Figure 8. Spiral waves for all six models using epicardial formulations.

Tissue sizes are 14.4×14.4 cm for the GPB model, 18.0×18.0 cm for the OVVR model, and 23.0 cm×23.0 cm for the PB, IMW TP, and BCF models. The spatial resolution is 0.015 cm in all cases and the time step is 0.02 ms except for the IMW model, where it is 0.01 ms. The IMW model used initial values corresponding to pacing a single cell at 3 Hz. Colorbar is in mV.

Figure 9. Action potentials for the OVVR model using the TP formulation of I_Na.

Traces show action potentials for (A) epicardial, (B) endocardial, and (C) midmyocardial cell types of the OVVR model using the TP model formulation of I_Na (green solid) compared to the original OVVR model (blue dashed). Insets show upstrokes, where the action potential shapes change most.

Figure 10. Rate adaptation and spiral wave properties for the OVVR model with the TP I_Na formulation.

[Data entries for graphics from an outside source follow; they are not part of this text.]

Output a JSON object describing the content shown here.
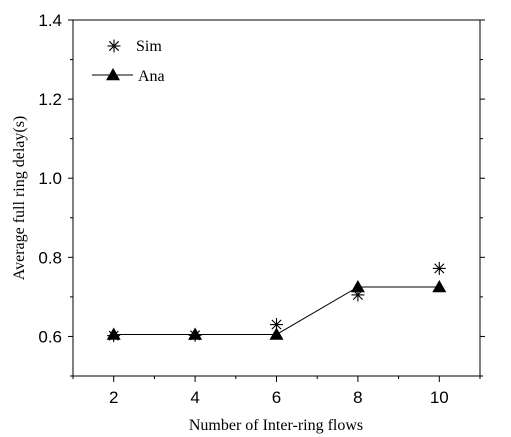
{
  "chart_data": {
    "type": "line",
    "xlabel": "Number of Inter-ring flows",
    "ylabel": "Average full ring delay(s)",
    "x_ticks": [
      2,
      4,
      6,
      8,
      10
    ],
    "y_ticks": [
      0.6,
      0.8,
      1.0,
      1.2,
      1.4
    ],
    "y_tick_labels": [
      "0.6",
      "0.8",
      "1.0",
      "1.2",
      "1.4"
    ],
    "xlim": [
      1,
      11
    ],
    "ylim": [
      0.5,
      1.4
    ],
    "legend_position": "top-left",
    "series": [
      {
        "name": "Sim",
        "marker": "asterisk",
        "line": false,
        "x": [
          2,
          4,
          6,
          8,
          10
        ],
        "y": [
          0.602,
          0.603,
          0.63,
          0.705,
          0.772
        ]
      },
      {
        "name": "Ana",
        "marker": "filled-triangle",
        "line": true,
        "x": [
          2,
          4,
          6,
          8,
          10
        ],
        "y": [
          0.605,
          0.605,
          0.605,
          0.725,
          0.725
        ]
      }
    ]
  }
}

(A–B) Steady-state APD restitution curves in isolated cells (A) and a one-dimensional cable (right) for epicardial (green), endocardial (red), and midmyocardial (blue) cells. Original model restitution curves are shown as dots (A) or dashed lines (B). The different I_Na formulation decreases the minimum DI that can be reached in tissue. (C) Steady-state CV restitution curves for the epicardial (green), midmyocardial (blue) and endocardial (black) cells in a one-dimensional cable. Original model CV restitution curves are shown as dashed lines. The modification increases the maximum CV by almost a factor of two. (D–F) Spiral wave snapshots, tip trajectories, and dominant periods for the epicardial, endocardial, and midmyocardial formulations of the modified model. Frames in all cases correspond to 1.85, 1.90, 1.95, and 2.00 s, and tissue sizes are 18.0×18.0 cm. Dominant periods were obtained using the full 2 s of simulation time.